Last week I started Andrea Scher’s online photography class Superhero Photo. Her class today was about “elevating the ordinary” in order to capture the beauty of ugly things. I can’t quite figure out why the dead winter grass at the ranch appears to be more worthy of a photo-op than the dead winter grass in our backyard where we’re renting. Why do I see the beauty of the ugly reeds lying beside our lake yet shudder to look out our kitchen window at the place we now call home?
I think perhaps I can tolerate the dirt and the seemingly ugliness of winter at the ranch right now because of the spaciousness–there’s room to breathe out there. Here at the house we’re renting, I feel closed off to nature even while being outside. Andrea’s prompt to see ugly things with new eyes reminded me of a little story I read while on retreat in college. It goes like this:
“Where shall I look for Enlightenment?”
“Here,” the Holy One said.
“When will it happen?”
“It is happening right now,” the Holy One said.

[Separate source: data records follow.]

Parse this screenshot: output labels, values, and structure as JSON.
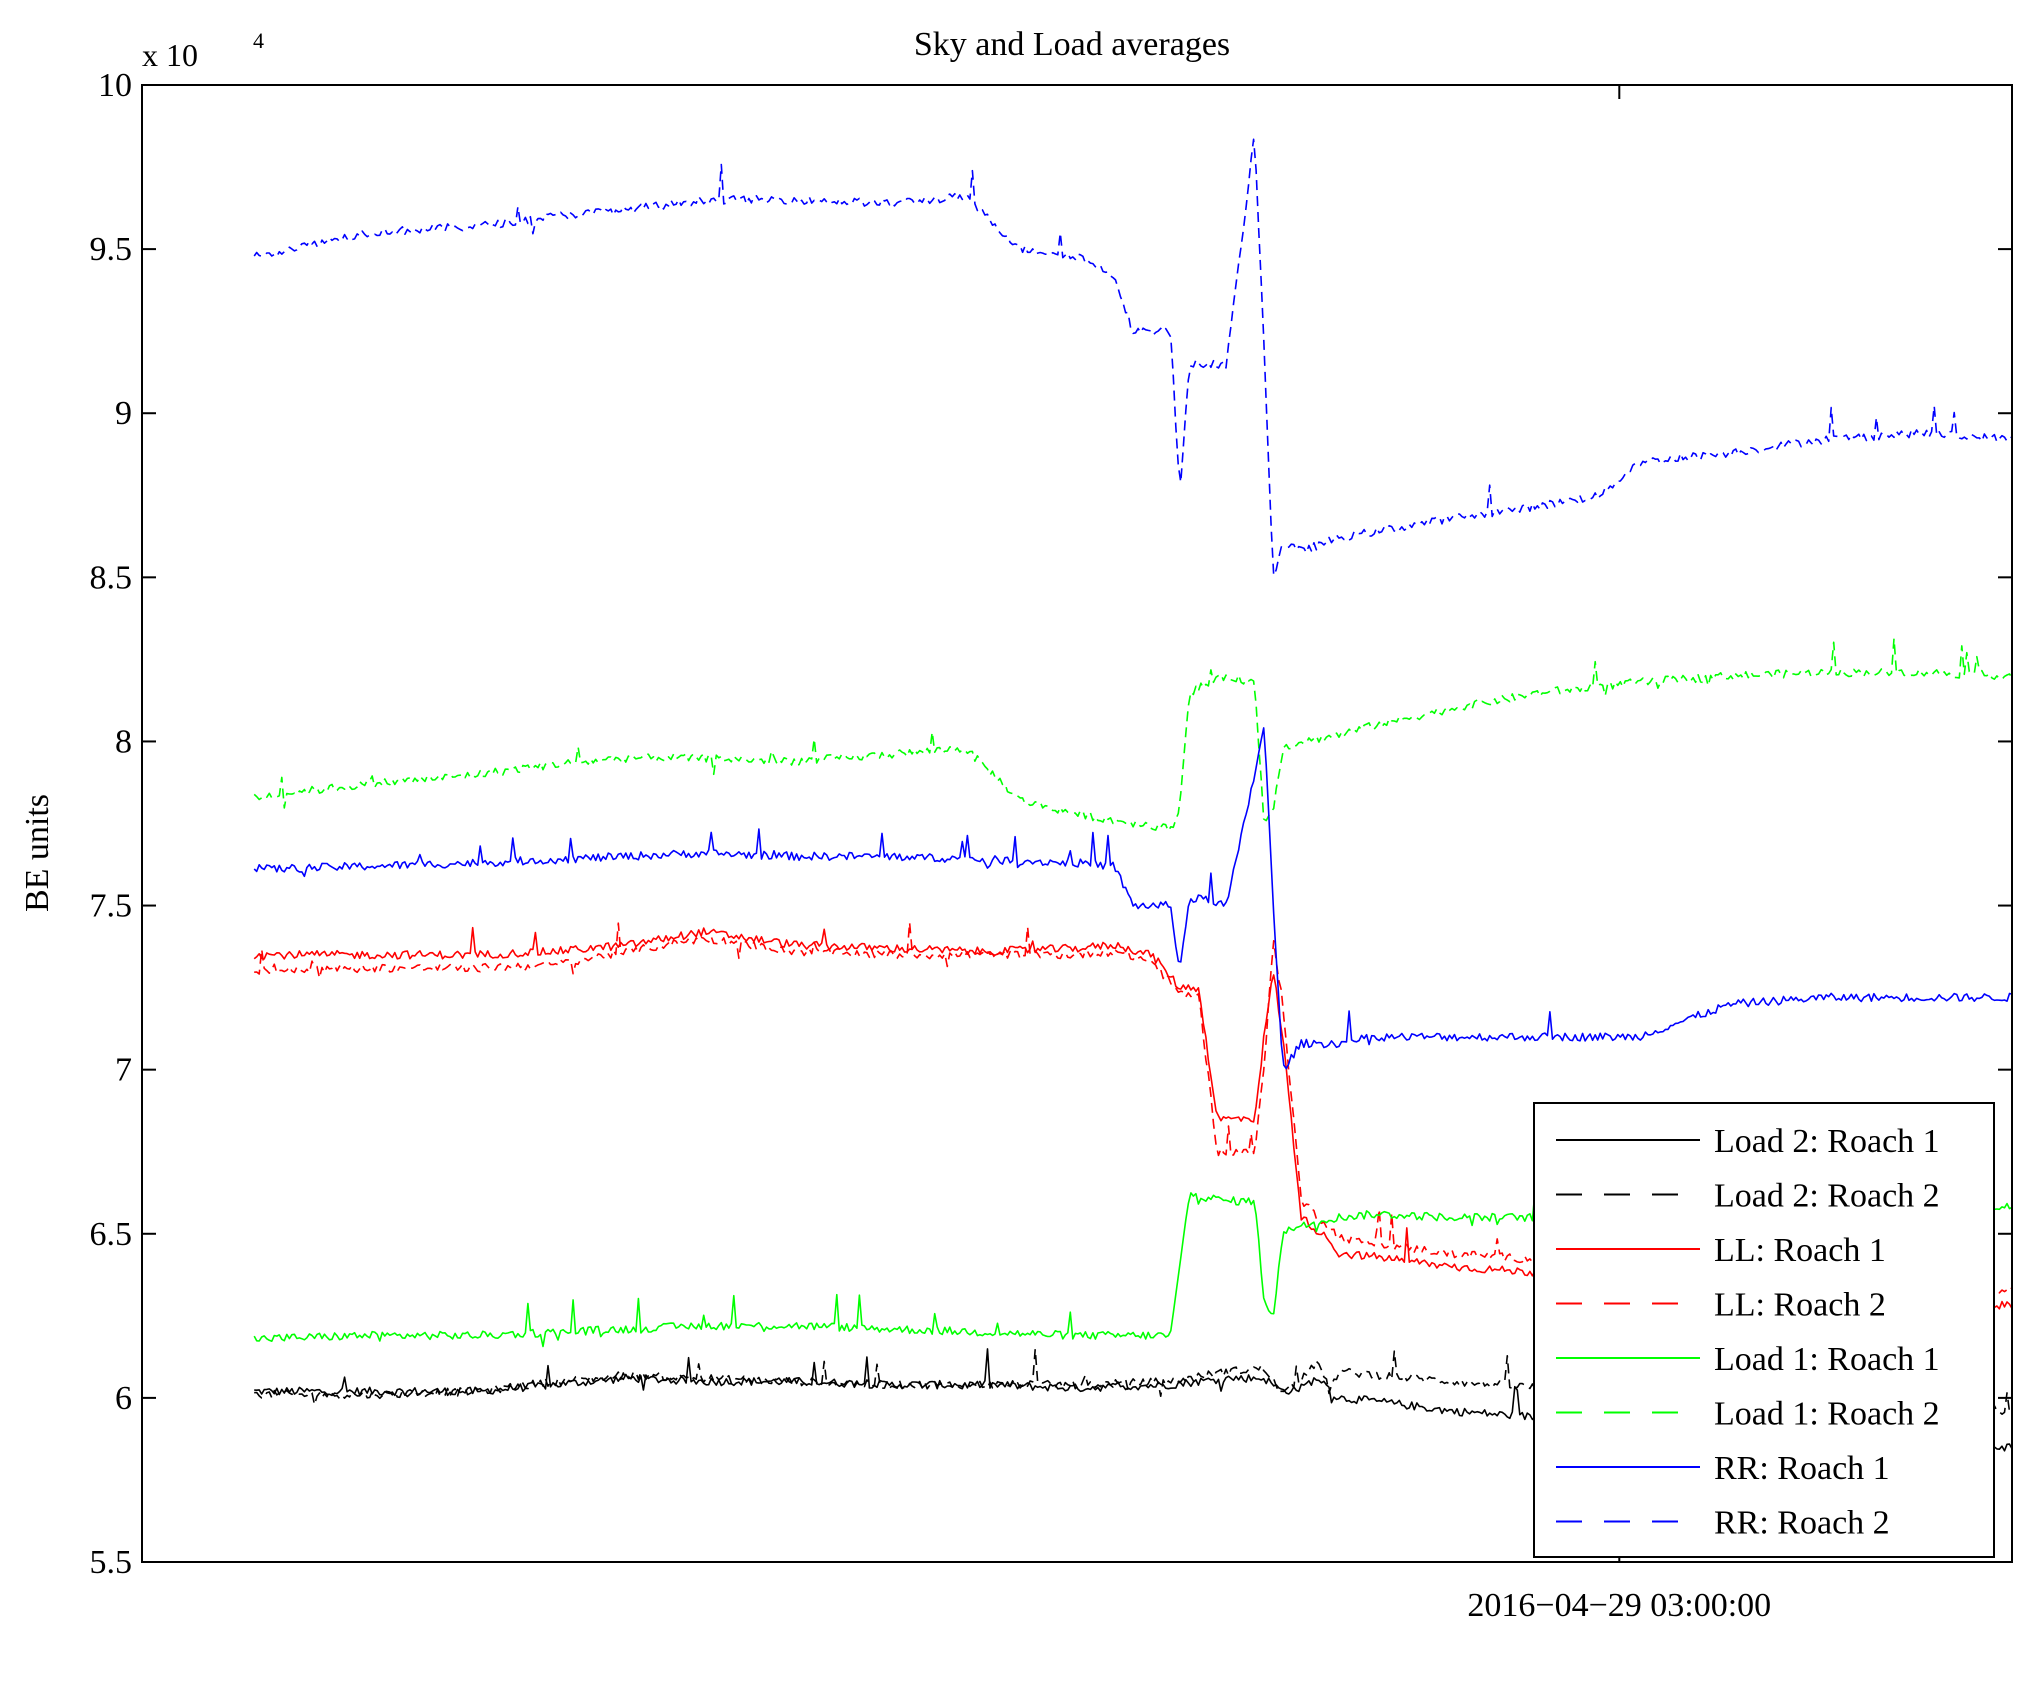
{
  "chart_data": {
    "type": "line",
    "title": "Sky and Load averages",
    "xlabel": "",
    "ylabel": "BE units",
    "y_multiplier_label": "x 10",
    "y_multiplier_exponent": "4",
    "ylim": [
      5.5,
      10
    ],
    "yticks": [
      5.5,
      6,
      6.5,
      7,
      7.5,
      8,
      8.5,
      9,
      9.5,
      10
    ],
    "ytick_labels": [
      "5.5",
      "6",
      "6.5",
      "7",
      "7.5",
      "8",
      "8.5",
      "9",
      "9.5",
      "10"
    ],
    "xlim": [
      0,
      100
    ],
    "xticks": [
      {
        "x": 79,
        "label": "2016−04−29 03:00:00"
      }
    ],
    "legend_position": "bottom-right",
    "series": [
      {
        "name": "Load 2: Roach 1",
        "color": "#000000",
        "style": "solid",
        "x": [
          6,
          12,
          18,
          22,
          26,
          30,
          35,
          40,
          45,
          50,
          55,
          58,
          60,
          61,
          62,
          62.5,
          63,
          63.5,
          64,
          66,
          70,
          75,
          80,
          85,
          90,
          95,
          100
        ],
        "y": [
          6.02,
          6.02,
          6.02,
          6.04,
          6.06,
          6.05,
          6.05,
          6.04,
          6.04,
          6.03,
          6.04,
          6.06,
          6.06,
          6.02,
          6.03,
          6.05,
          6.06,
          6.02,
          6.0,
          5.99,
          5.96,
          5.94,
          5.92,
          5.9,
          5.88,
          5.86,
          5.85
        ]
      },
      {
        "name": "Load 2: Roach 2",
        "color": "#000000",
        "style": "dashed",
        "x": [
          6,
          12,
          18,
          22,
          26,
          30,
          35,
          40,
          45,
          50,
          55,
          58,
          60,
          61,
          62,
          62.5,
          63,
          63.5,
          64,
          66,
          70,
          75,
          80,
          85,
          90,
          95,
          100
        ],
        "y": [
          6.01,
          6.01,
          6.02,
          6.05,
          6.07,
          6.06,
          6.05,
          6.04,
          6.04,
          6.04,
          6.05,
          6.08,
          6.09,
          6.01,
          6.06,
          6.1,
          6.1,
          6.02,
          6.08,
          6.07,
          6.05,
          6.03,
          6.02,
          6.01,
          6.0,
          5.98,
          5.96
        ]
      },
      {
        "name": "LL: Roach 1",
        "color": "#ff0000",
        "style": "solid",
        "x": [
          6,
          12,
          18,
          22,
          26,
          30,
          35,
          40,
          45,
          50,
          52,
          54,
          55.5,
          56.5,
          57.5,
          59.5,
          60,
          60.5,
          61,
          62,
          63.5,
          64,
          66,
          70,
          75,
          80,
          85,
          90,
          95,
          100
        ],
        "y": [
          7.35,
          7.35,
          7.35,
          7.36,
          7.38,
          7.42,
          7.38,
          7.37,
          7.36,
          7.37,
          7.38,
          7.35,
          7.25,
          7.25,
          6.85,
          6.85,
          7.1,
          7.3,
          7.1,
          6.55,
          6.48,
          6.44,
          6.43,
          6.4,
          6.38,
          6.35,
          6.34,
          6.32,
          6.3,
          6.28
        ]
      },
      {
        "name": "LL: Roach 2",
        "color": "#ff0000",
        "style": "dashed",
        "x": [
          6,
          12,
          18,
          22,
          26,
          30,
          35,
          40,
          45,
          50,
          52,
          54,
          55.5,
          56.5,
          57.5,
          59.5,
          60,
          60.5,
          61,
          62,
          63.5,
          64,
          66,
          70,
          75,
          80,
          85,
          90,
          95,
          100
        ],
        "y": [
          7.3,
          7.31,
          7.31,
          7.32,
          7.36,
          7.4,
          7.36,
          7.35,
          7.35,
          7.35,
          7.36,
          7.33,
          7.23,
          7.23,
          6.75,
          6.75,
          7.0,
          7.4,
          7.2,
          6.6,
          6.52,
          6.49,
          6.47,
          6.44,
          6.42,
          6.4,
          6.39,
          6.37,
          6.35,
          6.33
        ]
      },
      {
        "name": "Load 1: Roach 1",
        "color": "#00ff00",
        "style": "solid",
        "x": [
          6,
          12,
          18,
          22,
          26,
          30,
          35,
          40,
          45,
          50,
          52,
          54.5,
          55,
          55.5,
          56,
          58,
          59.5,
          60,
          60.5,
          61,
          62,
          64,
          66,
          70,
          75,
          80,
          85,
          90,
          95,
          100
        ],
        "y": [
          6.18,
          6.19,
          6.19,
          6.2,
          6.21,
          6.22,
          6.22,
          6.21,
          6.2,
          6.19,
          6.19,
          6.19,
          6.19,
          6.4,
          6.62,
          6.6,
          6.6,
          6.3,
          6.25,
          6.5,
          6.53,
          6.55,
          6.56,
          6.55,
          6.55,
          6.57,
          6.58,
          6.58,
          6.59,
          6.58
        ]
      },
      {
        "name": "Load 1: Roach 2",
        "color": "#00ff00",
        "style": "dashed",
        "x": [
          6,
          12,
          18,
          22,
          26,
          30,
          35,
          40,
          44,
          47,
          50,
          52,
          54.5,
          55,
          55.5,
          56,
          58,
          59.5,
          60,
          60.5,
          61,
          62,
          64,
          66,
          70,
          75,
          80,
          85,
          90,
          95,
          100
        ],
        "y": [
          7.83,
          7.87,
          7.9,
          7.93,
          7.95,
          7.95,
          7.94,
          7.96,
          7.98,
          7.82,
          7.78,
          7.76,
          7.74,
          7.73,
          7.8,
          8.15,
          8.2,
          8.18,
          7.75,
          7.8,
          7.98,
          8.0,
          8.02,
          8.05,
          8.1,
          8.15,
          8.18,
          8.2,
          8.21,
          8.21,
          8.2
        ]
      },
      {
        "name": "RR: Roach 1",
        "color": "#0000ff",
        "style": "solid",
        "x": [
          6,
          12,
          18,
          22,
          26,
          30,
          35,
          40,
          45,
          50,
          52,
          53,
          54.5,
          55,
          55.5,
          56,
          57,
          58,
          59.5,
          60,
          60.5,
          61,
          62,
          64,
          66,
          70,
          75,
          78,
          80,
          85,
          90,
          95,
          100
        ],
        "y": [
          7.61,
          7.62,
          7.63,
          7.64,
          7.65,
          7.66,
          7.65,
          7.65,
          7.64,
          7.63,
          7.62,
          7.5,
          7.5,
          7.5,
          7.3,
          7.52,
          7.52,
          7.5,
          7.9,
          8.05,
          7.5,
          7.0,
          7.08,
          7.08,
          7.1,
          7.1,
          7.1,
          7.1,
          7.1,
          7.2,
          7.22,
          7.22,
          7.22
        ]
      },
      {
        "name": "RR: Roach 2",
        "color": "#0000ff",
        "style": "dashed",
        "x": [
          6,
          12,
          18,
          22,
          26,
          30,
          35,
          40,
          44,
          47,
          50,
          52,
          53,
          54.5,
          55,
          55.5,
          56,
          57,
          58,
          59.5,
          60,
          60.5,
          61,
          62,
          64,
          66,
          70,
          75,
          78,
          80,
          85,
          90,
          95,
          100
        ],
        "y": [
          9.48,
          9.55,
          9.57,
          9.6,
          9.62,
          9.65,
          9.65,
          9.64,
          9.66,
          9.5,
          9.48,
          9.42,
          9.25,
          9.25,
          9.25,
          8.75,
          9.15,
          9.15,
          9.15,
          9.85,
          9.2,
          8.5,
          8.6,
          8.58,
          8.62,
          8.64,
          8.68,
          8.72,
          8.75,
          8.85,
          8.88,
          8.92,
          8.94,
          8.92
        ]
      }
    ]
  }
}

“Then why don’t I experience it?”
“Because you do not look,” the Holy One said.
“What should I look for?”
“Nothing,” the Holy One said. “Just look.”
“Anything your eyes alight upon,” the Holy One said.
“Must I look in a special kind of way?”
“No,” the Holy One said. “The ordinary way will do.”
“But don’t I always look the ordinary way?”
“No,” the Holy One said. “You don’t.”
“Why ever not?” the disciple demanded.”
“Because to look you must be here,” the Holy One said. “You’re mostly somewhere else.”
-from “The Rule of Benedict: Insights for the Ages” by Joan Chittister
That’s the challenge, isn’t it? Really seeing things as they are and being present in the moment without judgement.